Quando o confrontei, ele a escolheu. Ele me empurrou e, depois do acidente de carro que se seguiu, ele a resgatou dos destroços enquanto me deixava sangrando no banco de trás.
No hospital, ele bancou o herói para as notícias, mas o golpe final veio do meu advogado. Nosso casamento de cinco anos era uma fraude; a certidão era falsa.
Então eu desapareci. Agora, dois anos depois, estou de volta. Ele construiu um império às minhas custas, e eu estou aqui para queimar tudo até o chão.
Capítulo 1
Ponto de Vista de Júlia Campos:
Minha irmã morreu porque a amante do meu marido precisava do helicóptero para o cachorro dela.

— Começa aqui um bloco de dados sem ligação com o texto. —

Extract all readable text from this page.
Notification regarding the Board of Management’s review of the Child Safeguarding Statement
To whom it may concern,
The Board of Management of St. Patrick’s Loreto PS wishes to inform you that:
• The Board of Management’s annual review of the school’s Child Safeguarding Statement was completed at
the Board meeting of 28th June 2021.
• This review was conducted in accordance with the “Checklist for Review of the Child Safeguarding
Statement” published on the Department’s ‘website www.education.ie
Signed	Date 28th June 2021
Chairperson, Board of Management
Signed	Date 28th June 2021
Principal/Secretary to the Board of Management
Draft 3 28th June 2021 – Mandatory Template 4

Essa é a frase que se repete em um loop na minha cabeça. É o começo e o fim de tudo.
O ar do hospital era denso, com cheiro de antisséptico e medo. O bipe constante e frenético do monitor cardíaco de Clara era a única música no meu mundo, uma batida de tambor desesperada contando os segundos de sua vida.
"A especialista está em São Paulo, Júlia", disse o Dr. Esteves, com o rosto sombrio. "Não temos o equipamento aqui. A única chance dela é uma UTI aérea. Agora."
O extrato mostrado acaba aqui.